The server closed her eyes, took a deep breath, and hollered as sweetly as possible: "EXCUSE ME, PLEASE!" And then, with hot plates of ethically raised local food in hand, she plunged into the preppy mosh pit that coursed through the bar of the White Dog's new outpost in Wayne like a river of cashmere, tweed, and black-velvet cougar suits.
To denizens of the White Dog's original location in University City, where the academic crowd is earthy and diverse, and the rambling rowhouse decor of mismatched lamps and gingham curtains and family-style dining-room tables was pieced together organically from founder Judy Wicks' home upstairs, the lavish new Main Line location will be a culture shock.
The crowd, naturally, looks to be more hunt-club society than the crunchy co-op types that helped make the West Philly institution a pioneer in the go-local sustainable-food movement. And the grandly designed space emulates a Main Line manse rather than a funky city townhouse. The multiple spaces shift themes from a quaint garden room, to a woody library where books hang suspended open over the tables, to a sunny, wooden-beamed "kitchen" room decorated with copper pots and antique rolling pins and Mason jar chandeliers lighting the way.
There are also hundreds of pieces of dog-themed art that risk bringing the room to kitsch, but it's all both playful and classy, and I liked the feeling of the place far more than I expected.
And so do the White Dog's new suburban patrons - maybe too much. The restaurant's jammed parking lot has stoked the ire of its strip-mall neighbors and Radnor Township officials, who say owner Marty Grims has seating for 174 – nearly triple the amount on his permit.
From a diner's perspective, though, the unchecked crush of customers (on weekends especially) threatens to obscure a crucial fact: Both of Grims' White Dog locations, despite lack of overt lefty politics, have upheld the ethical-food practices of the founder. Wicks, who retained licensing rights to the name but sold the business to Grims with a legally binding social contract, even conducts audits to ensure the ingredients are local when possible, as well as sustainably, environmentally, and humanely raised.
That's all noble, of course. But the rest of Philly's cooks long ago jumped on that cart - a tribute to the movement Wicks helped launch.
But when customers cool their heels for nearly an hour past their 8 p.m. reservation in the clutch of a martini mob (alas, my only bite of food before 9:15 was a gin-soaked olive), I'm not sure how many will really give a fig that their lamb sliders came from a whole animal purchased from Lancaster's Meadow Run Farm.

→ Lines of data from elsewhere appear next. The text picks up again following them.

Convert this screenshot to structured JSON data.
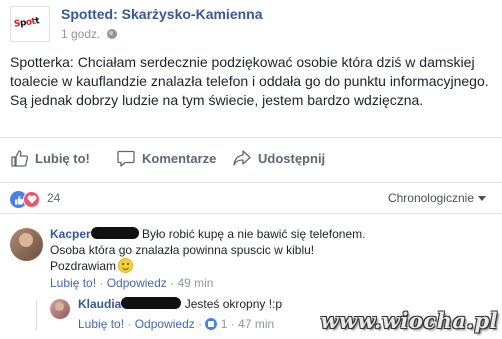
{
  "post": {
    "page_name": "Spotted: Skarżysko-Kamienna",
    "time": "1 godz.",
    "avatar_logo": "Spotted",
    "text": "Spotterka: Chciałam serdecznie podziękować osobie która dziś w damskiej toalecie w kauflandzie znalazła telefon i oddała go do punktu informacyjnego. Są jednak dobrzy ludzie na tym świecie, jestem bardzo wdzięczna."
  },
  "actions": {
    "like": "Lubię to!",
    "comment": "Komentarze",
    "share": "Udostępnij"
  },
  "reactions": {
    "count": "24",
    "order": "Chronologicznie"
  },
  "comments": [
    {
      "name": "Kacper",
      "text_line1": "Było robić kupę a nie bawić się telefonem.",
      "text_line2": "Osoba która go znalazła powinna spuscic w kiblu!",
      "text_line3": "Pozdrawiam",
      "like_link": "Lubię to!",
      "reply_link": "Odpowiedz",
      "time": "49 min"
    },
    {
      "name": "Klaudia",
      "text": "Jesteś okropny !:p",
      "like_link": "Lubię to!",
      "reply_link": "Odpowiedz",
      "likes": "1",
      "time": "47 min"
    }
  ],
  "watermark": "www.wiocha.pl",
  "colors": {
    "link": "#365899",
    "like_blue": "#4a7fe6",
    "love_red": "#f25268",
    "muted": "#90949c"
  }
}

Add to that the insult of a rush-job once seated - our three-course dinner, stumbling through some sloppy cooking, ran just over an hour - and you're talking about cultivating something unsustainable: bitter customers.
Even on a midweek night, we were made to wait 15 minutes. But with a notch less pandemonium, one could see the potential of the eager staff, the handsome rooms, and a young chef in Zach Grainda who is serious about his work.
The fare isn't especially innovative - dishes such as tuna tartare, goat-cheese beet salad, and sliders. But it's crafted with style from good ingredients that are generally allowed to shine.
Kennett Square mushrooms are pureed to an earthy cream that's poured tableside onto a little mound of grilled Amish chicken shreds that add texture to temper the truffled richness. In another starter, royal trumpets enrich a porcini cream that glazes some tasty tortelloni dumplings. The ground lamb for those mini-burgers is paired classically with the piquancy of a roasted tomato-olive tapenade and a tart drizzle of tzatziki yogurt.
An absolutely superb 13-ounce slice of NY strip from Painted Hills Farm in Oregon (not local, but "natural") has a minerally tenderness that is worth the $39 fee - by far the most expensive entrée of a menu whose prices hover in the mid-$20s. Green Meadow's local beef, meanwhile, is hand-minced into a perky tartare so silky from the texture of fine raw beef, it was a mistake to panfry the quail egg on top, instead of letting the raw yolk lend a finishing gloss.
For each of those hits, however, this kitchen fumbled another potentially successful dish through careless execution. Two beautiful fillets of arctic char with tender mushroom spaetzle were seared to such a hard crisp that they were dry. The Australian barramundi was delightful (moist, meaty, sweet), but was ringed by gummy sweet-potato gnocchi that had the texture of stale bits of doughnut. The lamb Bolognese - a flavorful dish done well at the West Philly locale - was overcreamed to a sticky thickness and ladled over floppy, overcooked rigatoni.
A wonderfully tasty pork chop with cheddar grits and greens was dry and chewy in the middle. Some gorgeously huge Maine scallops were paired memorably with curried cauliflower, golden raisins, and parsnip puree, but half of the "seared" scallops were basically raw.
I can enjoy a good day-boat scallop sashimi (even when not intended). But I can't blame my guests for recoiling at the raw chicken. Cooked most of the way in a sous vide bag, our Amish bird was seared too little on the finish, leaving flabby skin and a pink translucence inside the the breast. It's a shame. The rest of hearty dish - farro risotto, pickled cranberries, and glazed salsify - might have been worth the $26 fee.
I'm sure our waiter would have taken care of the dish (unlike the overwhelmed first-night waitress, who didn't flinch when I pointed out the undercooked scallops). He was the picture of professionalism. But he was also a prolific run-on talker, launching unprompted into lengthy descriptions of ingredients, the subtle variances among different oysters, the American wine list's best bets, and his many favorite dishes - not to mention details of the contract Grims signed with "Judith," which is apparently what a lifelong "Judy" has become in Wayne. The thought of more verbal fuss was unbearable.
Plus, we were ready for dessert. That course also proved uneven, with an average crème brûlée (crust too thick) and a ho-hum (albeit "fair trade") chocolate torte. But there was also a stroke of inspiration in the "milk and honey," fried custard over pistachio mousse and huckleberry compote, as well as the orchard comfort of apple bread pudding served in a Mason jar.
So, which restaurant will you discover - the good White Dog, or the erratic, hyper puppy still getting used to its new popular digs? Either way, you'll be fortunate just to find a parking space and get seated on time.